ASI executives’ sizeable salary increase raises questions

Two months ago, Cal State Long Beach students voted to approve a $16 Associated Students Inc. fee increase, and last week, the ASI Senate approved a 2014-15 consolidated operating budget that includes increasing executives’ salaries by 33 percent.


If the budget is approved by Interim President Donald Para, the ASI president, vice president and treasurer would go from earning an annual income of $16,752 to an annual income of $22,392. Additionally, ASI appointed executive officers, the chief of staff and chief programming officer, will see a pay raise from $14,157 to $19,032. 


Following Tuesday’s Daily 49er article about the increase to the part-time executive payroll budget, ASI Executive Director Richard Haller sent an email to ASI members to clarify that the salary increase would not be funded from the $1.1 million generated by the $16 increase, but that instead, the new revenue would go toward existing programs that would in turn free up old money to pay for the salary increase. 


So technically, the fee increase is not going towards executive pay. However, ASI has only one budget that includes both old money and new money, so drawing lines between the two seems irrelevant when the money is collectively used as a whole.


Technicalities and politics aside, the $16 fee increase is what’s enabling the ASI executives to receive a 33% pay raise, one that some ASI executives feel is “necessary.” ASI Treasurer Agatha Gucyski said it is “incredible how underpaid” they are. 


Keep in mind, in addition to the $16,752 the executives currently make, they are also given up to $300 monthly on a meal card and their tuition is waived by the Office of the President. 
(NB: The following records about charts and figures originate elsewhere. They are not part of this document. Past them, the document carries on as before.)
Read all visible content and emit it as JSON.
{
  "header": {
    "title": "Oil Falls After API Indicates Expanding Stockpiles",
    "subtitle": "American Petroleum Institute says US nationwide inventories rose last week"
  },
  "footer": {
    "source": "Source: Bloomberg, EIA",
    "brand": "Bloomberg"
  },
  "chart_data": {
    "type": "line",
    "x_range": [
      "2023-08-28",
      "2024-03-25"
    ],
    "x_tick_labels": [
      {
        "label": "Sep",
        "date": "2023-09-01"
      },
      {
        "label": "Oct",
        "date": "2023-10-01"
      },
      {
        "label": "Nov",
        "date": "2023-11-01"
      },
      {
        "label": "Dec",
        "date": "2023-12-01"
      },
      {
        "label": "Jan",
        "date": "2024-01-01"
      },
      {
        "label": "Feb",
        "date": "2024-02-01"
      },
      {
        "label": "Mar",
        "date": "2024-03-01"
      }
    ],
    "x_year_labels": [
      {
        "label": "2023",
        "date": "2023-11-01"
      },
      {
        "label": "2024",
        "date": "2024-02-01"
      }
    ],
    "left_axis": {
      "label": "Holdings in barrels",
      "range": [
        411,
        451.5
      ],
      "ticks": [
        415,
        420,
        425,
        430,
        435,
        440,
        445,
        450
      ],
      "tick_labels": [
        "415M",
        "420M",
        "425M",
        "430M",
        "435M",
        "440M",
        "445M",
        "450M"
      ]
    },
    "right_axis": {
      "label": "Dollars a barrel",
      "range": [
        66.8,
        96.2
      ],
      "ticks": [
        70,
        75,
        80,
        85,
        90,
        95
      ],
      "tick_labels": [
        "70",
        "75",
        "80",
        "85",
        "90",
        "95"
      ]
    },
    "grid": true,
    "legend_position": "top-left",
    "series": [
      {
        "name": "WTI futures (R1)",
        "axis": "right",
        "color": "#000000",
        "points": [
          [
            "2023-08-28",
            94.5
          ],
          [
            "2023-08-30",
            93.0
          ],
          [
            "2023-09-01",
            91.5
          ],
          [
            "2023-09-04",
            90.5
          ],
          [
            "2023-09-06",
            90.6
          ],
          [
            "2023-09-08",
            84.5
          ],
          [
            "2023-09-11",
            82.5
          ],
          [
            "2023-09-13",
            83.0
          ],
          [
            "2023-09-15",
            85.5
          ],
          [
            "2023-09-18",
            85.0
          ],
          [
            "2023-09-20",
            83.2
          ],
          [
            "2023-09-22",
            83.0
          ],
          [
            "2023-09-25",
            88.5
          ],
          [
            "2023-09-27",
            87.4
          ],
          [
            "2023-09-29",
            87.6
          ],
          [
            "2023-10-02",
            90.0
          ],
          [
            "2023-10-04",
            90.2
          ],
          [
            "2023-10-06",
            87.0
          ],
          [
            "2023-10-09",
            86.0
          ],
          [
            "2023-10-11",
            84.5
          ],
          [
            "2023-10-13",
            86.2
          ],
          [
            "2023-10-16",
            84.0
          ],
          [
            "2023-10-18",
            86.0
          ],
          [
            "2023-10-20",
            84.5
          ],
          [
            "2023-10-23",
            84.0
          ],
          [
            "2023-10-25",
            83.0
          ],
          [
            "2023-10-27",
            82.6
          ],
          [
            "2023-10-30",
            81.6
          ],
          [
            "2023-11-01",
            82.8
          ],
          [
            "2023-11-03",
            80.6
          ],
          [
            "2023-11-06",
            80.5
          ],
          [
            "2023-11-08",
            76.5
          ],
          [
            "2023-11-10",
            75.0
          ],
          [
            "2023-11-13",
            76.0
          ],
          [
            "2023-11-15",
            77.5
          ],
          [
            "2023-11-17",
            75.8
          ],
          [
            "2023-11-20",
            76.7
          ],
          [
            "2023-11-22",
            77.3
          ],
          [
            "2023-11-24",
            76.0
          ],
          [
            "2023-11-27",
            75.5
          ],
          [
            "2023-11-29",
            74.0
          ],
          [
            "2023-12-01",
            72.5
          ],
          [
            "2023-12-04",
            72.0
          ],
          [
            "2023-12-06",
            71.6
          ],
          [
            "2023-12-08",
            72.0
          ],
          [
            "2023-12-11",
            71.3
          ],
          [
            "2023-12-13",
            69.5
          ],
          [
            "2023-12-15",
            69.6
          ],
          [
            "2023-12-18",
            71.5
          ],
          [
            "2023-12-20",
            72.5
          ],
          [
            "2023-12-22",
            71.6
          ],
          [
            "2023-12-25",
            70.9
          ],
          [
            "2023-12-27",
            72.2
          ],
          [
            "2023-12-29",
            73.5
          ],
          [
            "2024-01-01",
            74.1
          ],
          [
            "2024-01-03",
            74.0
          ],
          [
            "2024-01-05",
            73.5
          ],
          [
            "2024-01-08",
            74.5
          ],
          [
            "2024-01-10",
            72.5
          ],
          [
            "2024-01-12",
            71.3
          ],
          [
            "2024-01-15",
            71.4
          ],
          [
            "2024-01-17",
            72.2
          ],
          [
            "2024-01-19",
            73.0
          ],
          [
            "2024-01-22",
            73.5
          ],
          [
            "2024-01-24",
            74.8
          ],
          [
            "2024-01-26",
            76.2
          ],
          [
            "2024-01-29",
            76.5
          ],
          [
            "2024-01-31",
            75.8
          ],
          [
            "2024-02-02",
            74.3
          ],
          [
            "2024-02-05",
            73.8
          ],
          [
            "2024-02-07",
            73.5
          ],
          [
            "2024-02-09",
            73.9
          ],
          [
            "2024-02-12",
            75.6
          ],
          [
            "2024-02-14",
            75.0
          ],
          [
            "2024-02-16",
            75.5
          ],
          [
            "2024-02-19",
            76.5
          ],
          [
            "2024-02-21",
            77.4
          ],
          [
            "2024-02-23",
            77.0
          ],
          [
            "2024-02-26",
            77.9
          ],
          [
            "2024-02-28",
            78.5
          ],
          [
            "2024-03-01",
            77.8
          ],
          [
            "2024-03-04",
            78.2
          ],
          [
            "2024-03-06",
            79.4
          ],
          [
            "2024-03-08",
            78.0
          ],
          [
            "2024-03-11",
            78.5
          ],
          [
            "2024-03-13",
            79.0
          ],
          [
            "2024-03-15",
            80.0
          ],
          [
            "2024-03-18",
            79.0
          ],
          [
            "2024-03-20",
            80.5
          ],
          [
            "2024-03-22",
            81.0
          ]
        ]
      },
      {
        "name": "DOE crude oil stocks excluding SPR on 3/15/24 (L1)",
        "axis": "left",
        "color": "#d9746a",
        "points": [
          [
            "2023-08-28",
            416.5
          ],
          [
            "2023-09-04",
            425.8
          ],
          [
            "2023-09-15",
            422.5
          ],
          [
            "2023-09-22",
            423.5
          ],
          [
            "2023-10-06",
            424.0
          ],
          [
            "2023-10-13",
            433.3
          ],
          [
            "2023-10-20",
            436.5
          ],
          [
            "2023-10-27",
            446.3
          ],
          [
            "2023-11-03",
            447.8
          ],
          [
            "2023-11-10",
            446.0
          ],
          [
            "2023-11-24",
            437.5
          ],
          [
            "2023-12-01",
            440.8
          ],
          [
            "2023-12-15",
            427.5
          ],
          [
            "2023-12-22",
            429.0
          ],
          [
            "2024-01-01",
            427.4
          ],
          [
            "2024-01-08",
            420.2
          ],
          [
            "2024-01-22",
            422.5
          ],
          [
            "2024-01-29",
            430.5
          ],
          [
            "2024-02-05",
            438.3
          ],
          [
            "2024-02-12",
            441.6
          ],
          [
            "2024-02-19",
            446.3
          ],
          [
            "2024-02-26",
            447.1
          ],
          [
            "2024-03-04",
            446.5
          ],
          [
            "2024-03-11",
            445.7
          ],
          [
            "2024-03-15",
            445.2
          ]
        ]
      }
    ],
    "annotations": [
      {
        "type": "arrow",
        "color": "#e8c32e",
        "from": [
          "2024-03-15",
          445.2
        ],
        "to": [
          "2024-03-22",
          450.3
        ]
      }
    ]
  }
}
That being said, we’re not entirely opposed to the pay increase. We understand that ASI executives’ last salary increase was in 2007-08 and a pay raise is probably overdue. We can also admit that ASI officers work long, hard hours and are probably not compensated for all the work they do, but a 33 percent increase seems a little over the top. 
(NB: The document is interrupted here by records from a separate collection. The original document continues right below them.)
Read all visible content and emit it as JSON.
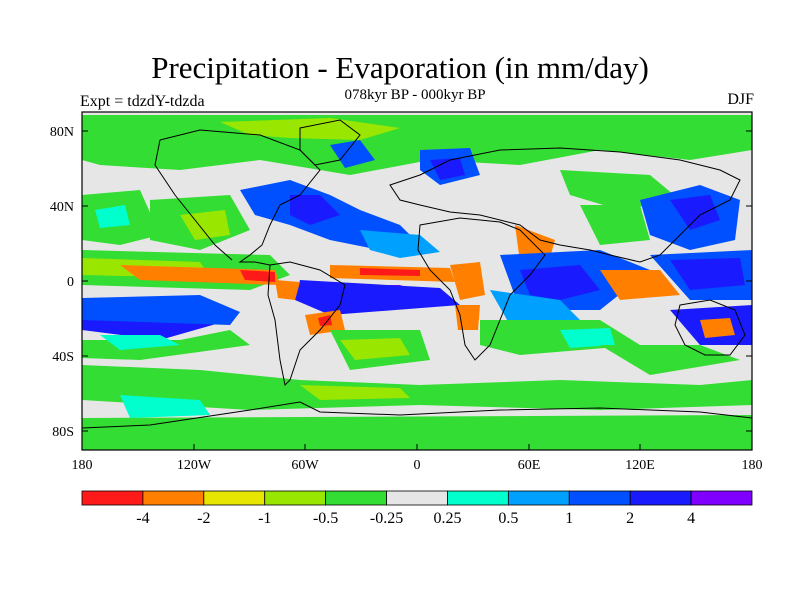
{
  "title": "Precipitation - Evaporation (in mm/day)",
  "subtitle": "078kyr BP - 000kyr BP",
  "expt_label": "Expt = tdzdY-tdzda",
  "season": "DJF",
  "lat_ticks": [
    "80N",
    "40N",
    "0",
    "40S",
    "80S"
  ],
  "lon_ticks": [
    "180",
    "120W",
    "60W",
    "0",
    "60E",
    "120E",
    "180"
  ],
  "legend": {
    "colors": [
      "#ff1a1a",
      "#ff8000",
      "#e6e600",
      "#99e600",
      "#33dd33",
      "#e6e6e6",
      "#00ffcc",
      "#00a0ff",
      "#0050ff",
      "#1a1aff",
      "#8000ff"
    ],
    "labels": [
      "-4",
      "-2",
      "-1",
      "-0.5",
      "-0.25",
      "0.25",
      "0.5",
      "1",
      "2",
      "4"
    ]
  },
  "colors": {
    "background": "#e6e6e6",
    "coast": "#000000"
  }
}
To be fair, the executives do not create the budget, and ASI President John Haberstroh said they had no knowledge of the pay raise when they were advocating for the $16 increase. Additionally, we want to acknowledge that the fee is being used as promised, to bring a 24-hour study center to campus in the fall, among other things. 
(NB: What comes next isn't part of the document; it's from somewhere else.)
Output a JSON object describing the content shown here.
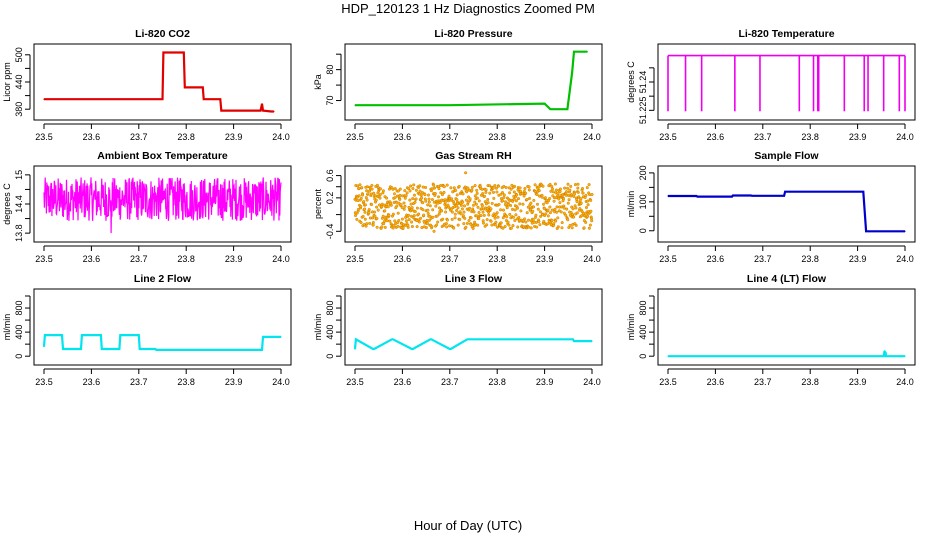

The increase would also put ASI in compliance with a policy that establishes ASI executives’ pay based on the estimated cost of living, one that hasn’t been followed since 2007-08 because of budget cuts as a result of the economic downturn.

One last thing, the $20,000 that was moved into the part-time executive payroll budget accounts for less than 2 percent of the $1.1 million that is being generated by the fee increase. 


All things considered, though, it’s the sizable amount of the salary increase that raises a lot of questions, especially for those students who voted in favor of the fee increase. 


In politics, perception is everything, and a $400 to $450 monthly increase is an uncomfortably large sum of money, considering it is coming out of the students’ pockets.


We would support a small ASI pay raise but not one of this scale. While the executives might not have actually drafted the budget, it still doesn’t look good when you consider the timing in which it came. 


Let’s not get too greedy here, politicians already have a bad enough rap as it is.

One Comment

  1. Avatar
    Anonymous

    And, don’t the ASI Executive staff get to register for classes before everyone else? Why don’t we give them a car too, after all, they need it to get to meetings and such. This pay raise is only just the beginning of teaching these “want to be Politicians” how to tax the common people and not feel bad about it. They are learning early to promise the masses “Chocolate ice cream” in order to get voted in. And, keep distracting them with green issues, so that the people won’t see the taxes coming.